Fair enough, but who's gonna till the soil and make it work? the best farmers have already left the country. nobody will invest big in farms unless land claims have been resolved. also the political uncertainty of the future. this particular area is too volatile for my liking. but i do admit that we have the right environment for farming. if somebody up there would just take the first steps to start clearing uncertainty and create proper reform.
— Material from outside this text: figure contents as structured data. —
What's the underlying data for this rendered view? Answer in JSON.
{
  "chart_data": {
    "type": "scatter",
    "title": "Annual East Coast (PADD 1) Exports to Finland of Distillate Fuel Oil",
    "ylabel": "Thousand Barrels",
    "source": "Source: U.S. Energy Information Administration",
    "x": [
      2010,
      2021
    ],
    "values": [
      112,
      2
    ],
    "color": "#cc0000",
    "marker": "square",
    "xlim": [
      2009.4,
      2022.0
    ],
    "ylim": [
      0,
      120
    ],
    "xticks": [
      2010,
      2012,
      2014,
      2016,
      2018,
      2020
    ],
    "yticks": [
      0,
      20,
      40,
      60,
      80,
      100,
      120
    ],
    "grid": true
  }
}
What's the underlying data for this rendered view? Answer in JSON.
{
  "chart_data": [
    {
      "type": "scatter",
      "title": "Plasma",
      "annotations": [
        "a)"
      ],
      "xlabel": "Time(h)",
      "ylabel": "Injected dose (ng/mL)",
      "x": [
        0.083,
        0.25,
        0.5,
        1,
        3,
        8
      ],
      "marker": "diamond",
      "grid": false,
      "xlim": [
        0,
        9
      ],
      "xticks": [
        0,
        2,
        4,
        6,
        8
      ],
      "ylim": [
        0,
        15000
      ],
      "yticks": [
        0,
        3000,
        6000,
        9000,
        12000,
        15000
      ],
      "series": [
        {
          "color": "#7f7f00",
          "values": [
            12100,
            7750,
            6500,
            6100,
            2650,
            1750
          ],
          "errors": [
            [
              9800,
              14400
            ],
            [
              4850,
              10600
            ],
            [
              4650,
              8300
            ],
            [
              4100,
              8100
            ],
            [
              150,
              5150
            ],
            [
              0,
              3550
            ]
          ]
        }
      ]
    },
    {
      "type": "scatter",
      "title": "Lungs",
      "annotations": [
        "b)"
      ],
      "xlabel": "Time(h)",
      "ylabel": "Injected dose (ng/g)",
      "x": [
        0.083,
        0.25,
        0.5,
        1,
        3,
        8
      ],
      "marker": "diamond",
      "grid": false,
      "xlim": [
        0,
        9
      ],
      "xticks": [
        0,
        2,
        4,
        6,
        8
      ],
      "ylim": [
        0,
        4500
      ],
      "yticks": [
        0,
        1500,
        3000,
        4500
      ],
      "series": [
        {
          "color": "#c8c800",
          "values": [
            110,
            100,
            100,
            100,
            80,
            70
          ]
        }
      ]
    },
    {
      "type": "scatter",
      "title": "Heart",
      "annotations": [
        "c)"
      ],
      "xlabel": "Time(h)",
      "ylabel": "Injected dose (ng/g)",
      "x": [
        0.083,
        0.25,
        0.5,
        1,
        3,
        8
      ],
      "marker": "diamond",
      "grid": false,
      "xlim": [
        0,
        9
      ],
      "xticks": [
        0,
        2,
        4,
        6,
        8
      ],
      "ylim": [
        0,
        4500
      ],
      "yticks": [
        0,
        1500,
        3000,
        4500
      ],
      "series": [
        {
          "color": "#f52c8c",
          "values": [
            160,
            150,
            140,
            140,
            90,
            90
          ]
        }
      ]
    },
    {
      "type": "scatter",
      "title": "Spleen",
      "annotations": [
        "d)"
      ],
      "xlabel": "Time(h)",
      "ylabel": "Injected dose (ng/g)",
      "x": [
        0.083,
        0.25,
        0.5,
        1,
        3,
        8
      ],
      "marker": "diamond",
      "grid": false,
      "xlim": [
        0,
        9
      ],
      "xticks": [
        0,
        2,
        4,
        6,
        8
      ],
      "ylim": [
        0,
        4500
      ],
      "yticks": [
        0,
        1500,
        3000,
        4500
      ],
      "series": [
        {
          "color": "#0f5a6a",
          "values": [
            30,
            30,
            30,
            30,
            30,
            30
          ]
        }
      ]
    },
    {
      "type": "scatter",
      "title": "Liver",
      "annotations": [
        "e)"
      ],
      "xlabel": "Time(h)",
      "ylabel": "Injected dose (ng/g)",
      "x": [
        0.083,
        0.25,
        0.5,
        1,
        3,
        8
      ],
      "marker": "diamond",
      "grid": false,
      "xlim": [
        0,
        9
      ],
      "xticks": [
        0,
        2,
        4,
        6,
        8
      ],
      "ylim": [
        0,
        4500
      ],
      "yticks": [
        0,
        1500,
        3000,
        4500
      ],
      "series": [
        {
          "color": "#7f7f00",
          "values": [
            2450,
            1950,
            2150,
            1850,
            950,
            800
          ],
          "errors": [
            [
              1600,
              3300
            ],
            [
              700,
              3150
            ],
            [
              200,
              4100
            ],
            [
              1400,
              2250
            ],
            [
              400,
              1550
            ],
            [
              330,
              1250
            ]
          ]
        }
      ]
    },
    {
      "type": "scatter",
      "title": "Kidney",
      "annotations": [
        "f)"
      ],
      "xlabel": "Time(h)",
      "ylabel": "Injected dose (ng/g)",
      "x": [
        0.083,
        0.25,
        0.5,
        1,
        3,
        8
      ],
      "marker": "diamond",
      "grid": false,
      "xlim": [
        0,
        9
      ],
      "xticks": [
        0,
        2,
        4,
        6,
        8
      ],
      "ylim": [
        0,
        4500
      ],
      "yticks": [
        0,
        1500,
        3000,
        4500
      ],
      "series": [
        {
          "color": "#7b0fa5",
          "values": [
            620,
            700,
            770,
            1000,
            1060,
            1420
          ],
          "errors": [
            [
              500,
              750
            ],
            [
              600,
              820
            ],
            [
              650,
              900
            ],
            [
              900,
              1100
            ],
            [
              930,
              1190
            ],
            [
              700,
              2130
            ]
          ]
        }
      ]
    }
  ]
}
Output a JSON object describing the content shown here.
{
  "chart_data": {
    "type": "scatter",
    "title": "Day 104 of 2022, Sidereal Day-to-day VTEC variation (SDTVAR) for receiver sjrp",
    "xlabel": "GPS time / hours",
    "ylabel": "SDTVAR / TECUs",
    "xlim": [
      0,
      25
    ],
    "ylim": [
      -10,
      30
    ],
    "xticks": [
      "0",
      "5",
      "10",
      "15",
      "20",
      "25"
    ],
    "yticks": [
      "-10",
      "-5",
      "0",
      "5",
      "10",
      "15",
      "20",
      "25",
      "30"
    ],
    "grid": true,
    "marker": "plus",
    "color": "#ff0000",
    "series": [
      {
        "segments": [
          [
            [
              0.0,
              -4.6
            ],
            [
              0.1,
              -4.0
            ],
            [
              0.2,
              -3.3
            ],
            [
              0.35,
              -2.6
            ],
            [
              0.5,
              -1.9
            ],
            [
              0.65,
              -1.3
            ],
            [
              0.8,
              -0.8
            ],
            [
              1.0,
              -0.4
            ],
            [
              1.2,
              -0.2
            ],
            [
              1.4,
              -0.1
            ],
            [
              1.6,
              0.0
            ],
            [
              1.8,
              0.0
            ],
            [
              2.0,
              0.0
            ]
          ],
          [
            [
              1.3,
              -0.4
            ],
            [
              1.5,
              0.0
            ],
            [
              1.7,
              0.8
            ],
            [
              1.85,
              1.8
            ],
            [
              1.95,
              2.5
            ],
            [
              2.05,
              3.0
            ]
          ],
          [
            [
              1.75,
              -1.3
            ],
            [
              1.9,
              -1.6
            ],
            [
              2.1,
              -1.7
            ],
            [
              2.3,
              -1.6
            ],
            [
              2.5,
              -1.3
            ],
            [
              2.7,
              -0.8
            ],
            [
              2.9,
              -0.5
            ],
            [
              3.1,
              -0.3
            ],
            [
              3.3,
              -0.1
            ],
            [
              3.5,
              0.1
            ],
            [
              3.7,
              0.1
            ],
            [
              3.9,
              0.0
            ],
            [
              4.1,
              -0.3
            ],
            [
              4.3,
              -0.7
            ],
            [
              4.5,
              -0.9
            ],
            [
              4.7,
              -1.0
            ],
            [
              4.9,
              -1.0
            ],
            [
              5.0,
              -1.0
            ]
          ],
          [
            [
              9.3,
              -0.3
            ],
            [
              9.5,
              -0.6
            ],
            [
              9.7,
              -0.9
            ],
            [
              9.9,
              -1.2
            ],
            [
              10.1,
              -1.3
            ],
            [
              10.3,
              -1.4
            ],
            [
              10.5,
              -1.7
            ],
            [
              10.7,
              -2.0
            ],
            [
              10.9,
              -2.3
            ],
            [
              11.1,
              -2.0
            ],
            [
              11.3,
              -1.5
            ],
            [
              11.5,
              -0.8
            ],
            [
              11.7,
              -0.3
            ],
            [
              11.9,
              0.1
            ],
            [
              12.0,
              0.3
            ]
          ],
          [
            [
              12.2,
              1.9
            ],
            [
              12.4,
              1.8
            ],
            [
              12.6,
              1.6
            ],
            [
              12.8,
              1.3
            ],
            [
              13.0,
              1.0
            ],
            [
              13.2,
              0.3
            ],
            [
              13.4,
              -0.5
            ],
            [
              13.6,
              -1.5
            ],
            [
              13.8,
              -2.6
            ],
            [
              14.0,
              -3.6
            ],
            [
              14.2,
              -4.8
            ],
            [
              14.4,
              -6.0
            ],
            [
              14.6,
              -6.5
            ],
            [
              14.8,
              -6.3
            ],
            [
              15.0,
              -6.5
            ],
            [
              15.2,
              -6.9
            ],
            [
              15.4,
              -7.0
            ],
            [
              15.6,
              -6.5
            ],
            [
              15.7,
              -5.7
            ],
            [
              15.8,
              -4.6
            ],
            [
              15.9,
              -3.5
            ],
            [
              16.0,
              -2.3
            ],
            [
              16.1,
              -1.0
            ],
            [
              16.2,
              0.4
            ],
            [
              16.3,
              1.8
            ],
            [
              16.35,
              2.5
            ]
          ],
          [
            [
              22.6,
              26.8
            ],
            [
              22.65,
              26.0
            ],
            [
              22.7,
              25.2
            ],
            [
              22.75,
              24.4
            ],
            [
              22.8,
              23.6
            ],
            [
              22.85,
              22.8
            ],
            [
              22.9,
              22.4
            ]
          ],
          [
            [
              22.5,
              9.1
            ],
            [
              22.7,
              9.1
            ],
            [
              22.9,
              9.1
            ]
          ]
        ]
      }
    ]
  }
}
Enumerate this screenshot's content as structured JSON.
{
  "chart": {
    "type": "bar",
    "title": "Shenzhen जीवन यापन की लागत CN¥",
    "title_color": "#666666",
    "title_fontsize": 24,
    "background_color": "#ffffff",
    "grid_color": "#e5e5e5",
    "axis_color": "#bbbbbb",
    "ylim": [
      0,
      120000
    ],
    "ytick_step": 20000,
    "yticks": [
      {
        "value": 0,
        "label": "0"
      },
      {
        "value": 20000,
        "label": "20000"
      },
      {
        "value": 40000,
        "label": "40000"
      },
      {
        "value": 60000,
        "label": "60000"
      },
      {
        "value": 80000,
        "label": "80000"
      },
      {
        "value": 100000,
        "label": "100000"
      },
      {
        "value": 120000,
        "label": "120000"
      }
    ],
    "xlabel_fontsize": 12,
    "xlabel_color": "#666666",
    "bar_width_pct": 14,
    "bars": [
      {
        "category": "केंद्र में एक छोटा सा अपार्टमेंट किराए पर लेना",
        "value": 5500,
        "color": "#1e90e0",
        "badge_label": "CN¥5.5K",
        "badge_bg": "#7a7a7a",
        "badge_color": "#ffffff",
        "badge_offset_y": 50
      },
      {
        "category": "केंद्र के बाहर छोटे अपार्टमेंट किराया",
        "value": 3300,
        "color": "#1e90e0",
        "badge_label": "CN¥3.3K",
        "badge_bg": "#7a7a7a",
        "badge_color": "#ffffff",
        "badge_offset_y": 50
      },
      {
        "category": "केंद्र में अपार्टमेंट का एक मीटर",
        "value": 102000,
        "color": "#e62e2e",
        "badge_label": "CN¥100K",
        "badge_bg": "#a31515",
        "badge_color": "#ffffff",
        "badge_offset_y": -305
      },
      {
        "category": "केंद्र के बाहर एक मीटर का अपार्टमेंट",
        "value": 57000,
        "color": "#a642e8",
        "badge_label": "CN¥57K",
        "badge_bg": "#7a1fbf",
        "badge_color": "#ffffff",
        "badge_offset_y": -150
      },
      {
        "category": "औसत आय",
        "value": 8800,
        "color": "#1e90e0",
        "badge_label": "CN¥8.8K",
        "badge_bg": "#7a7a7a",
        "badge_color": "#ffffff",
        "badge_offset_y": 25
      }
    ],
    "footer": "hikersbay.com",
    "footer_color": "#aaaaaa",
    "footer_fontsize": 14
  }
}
Hey duke not sure which "best" farmers have left - remember farmers are farmers they generally cannot/will not do anything but farm and you will find that in the northern cape, eastern cape and free state mostly all farms are still held by original owners or their sons, We have very good farmers in SA and over the last couple of years growth in value of land has been excellent.Most countries subsidies their farmers but not in this country i agree governement have to look after our farmers
So many of these emerging market countries that are prosperous today have long ago laid the foundations of good education. It is THE most important thing that this country needs to address. An also , I am sure that it bothers many of us that we cannot see a good leader that can take South Africa forward.
I agree with all the formites. The farmers are still there but for how long, my father in law is a farmer and he makes his living of cattle and the reapair of tractors and implements for the emerging farmers. But that is where it ends, there need to be some form of training and education.We all have heard of farms being handed over to communities and with no training or leadership these farms fail and become commercialy inactive. Plonky you are right .....get the coal, do a JV with a company secure the prospecting licence.. retire early in life and go sip on alcoholic juices on a beach of your choice!
Just some comment about the "education": The most important thing in this country is to teach the majority how to work - not how to let fingers work on a keyboard, but how to work with a shovel and how to "drive" a wheelbarrow. Large parts of the agricultural sector already faces a shortage of labor. Grain farmers can overcome the problem with additional mechanising (and some change to white labor in the process) but sectors such as livestock and labor-intensive farming experience an increasing problem. Increasing cost of labor and shortage of productive labor also makes the farming business less and less profitable.